The National Retail Federation predicted retail sales in November and December of 2025, will grow between 3.7% and 4.2% over 2024. That translates to total spending between $1.01 trillion and $1.02 trillion. By comparison, 2024’s holiday sales rose 4.3% over 2023 to reach $976.1 billion.
While consumer demand remains strong, consumer expectation hits new heights. With many looking to get packages fast, have a more unique experience, nicer packaging, etc. It’s more than just a simple transaction.
SPS Commerce’s latest product announcements reflect a recognition that the future of retail supply chains won’t be defined by incremental efficiency gains, but by how well companies can adapt to constant disruption.
At the center of SPS’s strategy is the belief that AI will increasingly function as the operating system for commerce. Rather than serving as a standalone analytics layer, AI is beginning to orchestrate inventory decisions, demand forecasting, and fulfillment coordination at machine speed. That orchestration, however, depends on something far less flashy: clean, shared, and standardized data across trading partners.
SPS is positioning its network as the connective tissue that makes AI-driven supply chains viable. New AI-enabled fulfillment capabilities are designed to help suppliers elevate performance, surface insights faster, and connect into what SPS describes as an agentic supply chain ecosystem.
The company is also aligning itself with broader industry efforts by joining the Commerce Operations Foundation as a founding member and supporting the launch of the Order Network eXchange, or onX.

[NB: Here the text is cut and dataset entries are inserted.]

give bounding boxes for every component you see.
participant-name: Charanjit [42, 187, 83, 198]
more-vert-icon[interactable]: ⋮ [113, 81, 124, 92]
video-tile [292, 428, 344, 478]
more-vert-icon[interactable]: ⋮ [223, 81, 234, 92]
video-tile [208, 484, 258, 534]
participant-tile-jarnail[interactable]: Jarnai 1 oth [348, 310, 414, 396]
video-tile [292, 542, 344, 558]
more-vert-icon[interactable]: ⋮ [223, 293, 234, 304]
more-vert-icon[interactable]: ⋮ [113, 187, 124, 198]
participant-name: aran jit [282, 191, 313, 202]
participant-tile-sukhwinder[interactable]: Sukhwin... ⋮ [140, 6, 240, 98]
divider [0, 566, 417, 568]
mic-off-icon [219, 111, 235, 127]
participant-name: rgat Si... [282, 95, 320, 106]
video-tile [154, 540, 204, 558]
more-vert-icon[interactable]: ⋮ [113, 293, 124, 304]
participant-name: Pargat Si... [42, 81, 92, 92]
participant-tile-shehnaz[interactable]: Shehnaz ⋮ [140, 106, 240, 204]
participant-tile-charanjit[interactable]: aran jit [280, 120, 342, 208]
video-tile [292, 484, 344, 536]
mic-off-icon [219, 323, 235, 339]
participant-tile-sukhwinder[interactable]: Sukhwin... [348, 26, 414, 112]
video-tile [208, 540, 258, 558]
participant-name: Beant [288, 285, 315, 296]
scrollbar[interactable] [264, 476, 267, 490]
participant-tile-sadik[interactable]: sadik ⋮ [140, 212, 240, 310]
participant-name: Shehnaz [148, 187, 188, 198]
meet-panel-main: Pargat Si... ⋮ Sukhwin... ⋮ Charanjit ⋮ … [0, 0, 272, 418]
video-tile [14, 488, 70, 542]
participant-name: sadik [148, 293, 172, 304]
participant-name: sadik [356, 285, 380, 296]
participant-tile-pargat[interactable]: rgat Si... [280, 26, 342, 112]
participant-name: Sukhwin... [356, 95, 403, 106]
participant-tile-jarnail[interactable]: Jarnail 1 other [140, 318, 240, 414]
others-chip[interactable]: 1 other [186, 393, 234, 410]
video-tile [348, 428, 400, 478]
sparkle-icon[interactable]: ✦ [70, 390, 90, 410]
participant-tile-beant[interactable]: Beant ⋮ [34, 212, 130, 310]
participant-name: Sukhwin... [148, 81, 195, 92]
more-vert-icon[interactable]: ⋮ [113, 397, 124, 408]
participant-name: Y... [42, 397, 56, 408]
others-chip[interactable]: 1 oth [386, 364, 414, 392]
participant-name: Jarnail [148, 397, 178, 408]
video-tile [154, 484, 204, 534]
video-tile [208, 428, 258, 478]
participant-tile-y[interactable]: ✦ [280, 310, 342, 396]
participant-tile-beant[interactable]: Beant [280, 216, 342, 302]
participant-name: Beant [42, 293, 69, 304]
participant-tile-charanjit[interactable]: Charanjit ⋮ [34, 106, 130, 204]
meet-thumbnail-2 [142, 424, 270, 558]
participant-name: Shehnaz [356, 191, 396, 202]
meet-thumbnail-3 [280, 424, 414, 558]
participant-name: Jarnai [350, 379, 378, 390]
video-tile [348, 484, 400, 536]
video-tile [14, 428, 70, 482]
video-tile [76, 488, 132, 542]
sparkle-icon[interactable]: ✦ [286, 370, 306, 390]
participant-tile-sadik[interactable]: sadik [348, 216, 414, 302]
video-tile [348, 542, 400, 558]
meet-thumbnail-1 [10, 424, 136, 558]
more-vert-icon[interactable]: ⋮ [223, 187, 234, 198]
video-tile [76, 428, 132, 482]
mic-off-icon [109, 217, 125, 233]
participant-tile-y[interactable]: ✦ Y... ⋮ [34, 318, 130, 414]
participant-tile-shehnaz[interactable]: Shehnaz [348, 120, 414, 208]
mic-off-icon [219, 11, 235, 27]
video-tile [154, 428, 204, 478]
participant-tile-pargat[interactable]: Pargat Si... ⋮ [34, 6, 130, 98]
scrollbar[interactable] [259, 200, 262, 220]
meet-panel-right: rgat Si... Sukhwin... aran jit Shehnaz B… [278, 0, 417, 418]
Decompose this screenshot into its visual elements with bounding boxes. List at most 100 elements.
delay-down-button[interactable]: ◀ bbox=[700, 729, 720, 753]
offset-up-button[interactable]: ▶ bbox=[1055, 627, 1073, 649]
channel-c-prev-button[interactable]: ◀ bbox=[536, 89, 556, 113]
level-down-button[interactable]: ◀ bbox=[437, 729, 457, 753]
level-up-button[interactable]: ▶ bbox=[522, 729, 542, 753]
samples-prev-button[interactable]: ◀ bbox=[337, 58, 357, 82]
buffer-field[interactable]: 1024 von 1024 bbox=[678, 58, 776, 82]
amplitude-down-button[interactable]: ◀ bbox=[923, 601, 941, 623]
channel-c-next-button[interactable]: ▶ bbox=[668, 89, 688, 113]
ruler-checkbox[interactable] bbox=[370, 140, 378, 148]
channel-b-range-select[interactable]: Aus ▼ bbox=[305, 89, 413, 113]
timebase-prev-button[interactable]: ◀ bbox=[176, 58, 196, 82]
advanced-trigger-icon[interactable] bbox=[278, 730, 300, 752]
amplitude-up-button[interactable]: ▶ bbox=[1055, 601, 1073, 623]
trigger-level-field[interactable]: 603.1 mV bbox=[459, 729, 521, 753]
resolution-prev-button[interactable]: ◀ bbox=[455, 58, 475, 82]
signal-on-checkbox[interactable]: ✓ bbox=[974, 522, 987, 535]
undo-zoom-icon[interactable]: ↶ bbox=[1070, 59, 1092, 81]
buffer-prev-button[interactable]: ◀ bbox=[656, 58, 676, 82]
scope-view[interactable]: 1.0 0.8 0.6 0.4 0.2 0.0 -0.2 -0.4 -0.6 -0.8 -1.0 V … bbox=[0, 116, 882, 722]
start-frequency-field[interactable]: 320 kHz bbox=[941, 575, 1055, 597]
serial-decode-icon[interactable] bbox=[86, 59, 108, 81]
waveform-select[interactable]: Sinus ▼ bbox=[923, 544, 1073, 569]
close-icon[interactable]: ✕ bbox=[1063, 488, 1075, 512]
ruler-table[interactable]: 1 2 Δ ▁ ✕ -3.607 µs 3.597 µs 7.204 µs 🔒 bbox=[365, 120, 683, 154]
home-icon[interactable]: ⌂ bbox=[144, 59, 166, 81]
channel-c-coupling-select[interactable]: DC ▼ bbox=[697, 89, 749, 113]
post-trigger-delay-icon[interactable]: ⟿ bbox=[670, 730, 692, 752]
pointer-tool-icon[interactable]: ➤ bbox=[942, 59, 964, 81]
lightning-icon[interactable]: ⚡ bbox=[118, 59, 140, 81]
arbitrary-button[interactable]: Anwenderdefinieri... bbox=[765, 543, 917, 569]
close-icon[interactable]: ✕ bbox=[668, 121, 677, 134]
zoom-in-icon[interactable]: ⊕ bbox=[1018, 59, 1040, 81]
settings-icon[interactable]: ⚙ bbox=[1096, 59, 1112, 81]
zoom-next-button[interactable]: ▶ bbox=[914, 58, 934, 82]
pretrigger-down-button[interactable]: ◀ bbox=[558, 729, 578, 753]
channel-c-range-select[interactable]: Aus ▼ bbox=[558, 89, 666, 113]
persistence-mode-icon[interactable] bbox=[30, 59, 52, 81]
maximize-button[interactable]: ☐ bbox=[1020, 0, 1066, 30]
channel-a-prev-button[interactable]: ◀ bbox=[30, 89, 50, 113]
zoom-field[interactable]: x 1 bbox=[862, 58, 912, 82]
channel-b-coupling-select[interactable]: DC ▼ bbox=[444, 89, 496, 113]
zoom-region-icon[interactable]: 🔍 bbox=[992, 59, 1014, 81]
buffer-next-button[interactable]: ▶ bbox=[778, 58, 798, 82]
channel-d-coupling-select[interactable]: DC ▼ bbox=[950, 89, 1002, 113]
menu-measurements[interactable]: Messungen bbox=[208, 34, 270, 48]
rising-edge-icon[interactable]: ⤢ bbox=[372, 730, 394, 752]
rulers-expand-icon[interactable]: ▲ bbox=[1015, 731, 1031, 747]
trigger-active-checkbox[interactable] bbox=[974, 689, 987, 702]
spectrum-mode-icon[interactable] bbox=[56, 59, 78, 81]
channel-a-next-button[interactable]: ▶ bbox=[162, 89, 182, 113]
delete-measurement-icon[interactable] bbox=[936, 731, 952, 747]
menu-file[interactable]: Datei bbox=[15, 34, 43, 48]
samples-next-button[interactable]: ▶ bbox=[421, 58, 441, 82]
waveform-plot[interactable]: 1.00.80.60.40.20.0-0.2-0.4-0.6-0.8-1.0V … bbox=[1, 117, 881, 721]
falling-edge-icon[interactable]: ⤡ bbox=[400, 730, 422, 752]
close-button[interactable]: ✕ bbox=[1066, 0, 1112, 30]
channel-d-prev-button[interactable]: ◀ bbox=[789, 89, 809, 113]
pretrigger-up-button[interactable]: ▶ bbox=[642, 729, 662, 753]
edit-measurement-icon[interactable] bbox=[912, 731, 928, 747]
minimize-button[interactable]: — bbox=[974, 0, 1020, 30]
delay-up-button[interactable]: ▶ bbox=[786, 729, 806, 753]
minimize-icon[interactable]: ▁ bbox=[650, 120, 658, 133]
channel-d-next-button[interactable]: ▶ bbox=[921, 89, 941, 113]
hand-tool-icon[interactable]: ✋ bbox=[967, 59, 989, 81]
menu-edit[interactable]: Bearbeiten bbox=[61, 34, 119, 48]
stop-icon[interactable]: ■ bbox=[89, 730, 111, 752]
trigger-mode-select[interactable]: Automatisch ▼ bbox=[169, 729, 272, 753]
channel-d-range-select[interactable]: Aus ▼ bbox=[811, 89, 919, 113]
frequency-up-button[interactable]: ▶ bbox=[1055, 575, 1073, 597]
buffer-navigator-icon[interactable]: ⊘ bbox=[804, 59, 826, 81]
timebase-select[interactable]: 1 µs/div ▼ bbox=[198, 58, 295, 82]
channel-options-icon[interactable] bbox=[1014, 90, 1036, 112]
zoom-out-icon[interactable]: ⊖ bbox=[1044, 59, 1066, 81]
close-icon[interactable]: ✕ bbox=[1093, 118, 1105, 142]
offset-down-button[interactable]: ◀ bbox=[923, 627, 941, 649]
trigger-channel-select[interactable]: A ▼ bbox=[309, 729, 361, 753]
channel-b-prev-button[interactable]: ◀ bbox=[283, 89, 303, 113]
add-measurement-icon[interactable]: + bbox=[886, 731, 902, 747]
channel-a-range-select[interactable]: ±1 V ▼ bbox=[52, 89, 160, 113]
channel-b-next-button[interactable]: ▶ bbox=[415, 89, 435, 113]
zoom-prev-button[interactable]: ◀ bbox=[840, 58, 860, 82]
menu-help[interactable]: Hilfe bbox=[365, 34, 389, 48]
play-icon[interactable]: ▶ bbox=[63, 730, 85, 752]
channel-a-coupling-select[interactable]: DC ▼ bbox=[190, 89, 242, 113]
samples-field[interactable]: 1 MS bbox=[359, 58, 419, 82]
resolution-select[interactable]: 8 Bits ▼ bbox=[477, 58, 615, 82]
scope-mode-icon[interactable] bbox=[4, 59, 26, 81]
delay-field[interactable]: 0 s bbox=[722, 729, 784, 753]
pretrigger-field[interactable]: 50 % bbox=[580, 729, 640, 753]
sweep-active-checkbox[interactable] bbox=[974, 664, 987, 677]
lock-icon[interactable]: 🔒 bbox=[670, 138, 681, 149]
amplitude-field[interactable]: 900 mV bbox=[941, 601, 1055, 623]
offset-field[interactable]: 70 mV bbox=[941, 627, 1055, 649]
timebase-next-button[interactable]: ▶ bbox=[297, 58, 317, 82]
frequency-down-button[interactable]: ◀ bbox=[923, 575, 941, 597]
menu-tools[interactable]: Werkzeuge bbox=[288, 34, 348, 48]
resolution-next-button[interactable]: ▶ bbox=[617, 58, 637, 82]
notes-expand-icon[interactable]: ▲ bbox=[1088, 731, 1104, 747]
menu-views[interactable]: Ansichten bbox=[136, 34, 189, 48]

The ambition behind onX is to create a shared operational language for orders, inventory, and fulfillment data across commerce and logistics systems. By enabling real-time data flow between ERPs, WMS and OMS platforms, 3PLs, and emerging AI tools, SPS is aiming to close a long-standing gap between selling channels and fulfillment execution, a gap that has historically limited both visibility and automation.
That foundation becomes even more important as omnichannel retail moves from strategy to baseline expectation. Consumers no longer distinguish between ecommerce, stores, marketplaces, or drop-ship models. They expect speed and accuracy everywhere. For suppliers, that translates into managing more order types across more systems, often with little tolerance for error.
“The landscape is shifting, and it can feel impossible to keep up,” said Mike Svatek, chief product officer at SPS Commerce. “As a global company with access to wholesale and point-of-sale data and market signals from both retailers and suppliers, we are in a unique position to identify the trends that are shaping and re-shaping the supply chain. With that information in hand, we design solutions that help our partners rapidly navigate these changes.”
SPS’s latest automation capabilities focus on removing friction that still exists at the operational level. Many businesses continue to receive purchase orders via email, creating delays and manual work.
New PDF order automation converts those documents into ERP-ready transactions, allowing partners to respond faster as omnichannel volume increases. Deeper system automation for platforms like SAP S/4HANA and Shopify is designed to centralize orders, inventory, and shipping updates, giving retailers a consistent, accurate view even as sellers expand into more complex fulfillment models.
SPS’ Relationship Center provides a shared space for retailers and suppliers to exchange item data, compliance requirements, and operational expectations, helping reduce onboarding friction and speed time to revenue. On the manufacturing side, SPS’s Manufacturing Suite extends that visibility upstream, giving companies insight into supplier performance, quality, and reliability as they diversify production and sourcing.
All of this feeds into what SPS calls the adaptive commerce era. Demand patterns now shift too frequently for traditional planning cycles to keep pace. Promotions, regional preferences, and supply disruptions can quickly introduce both operational and financial risk.
New capabilities within SPS’s Supply Chain Performance Suite are designed to help trading partners respond in near real time. Shared performance dashboards highlight fill rates, on-time delivery, compliance status, and inventory trends so issues can be addressed before they impact availability. Revenue recovery and billable overages tools focus on identifying discrepancies that often arise during demand swings, helping suppliers protect margins without straining retail relationships.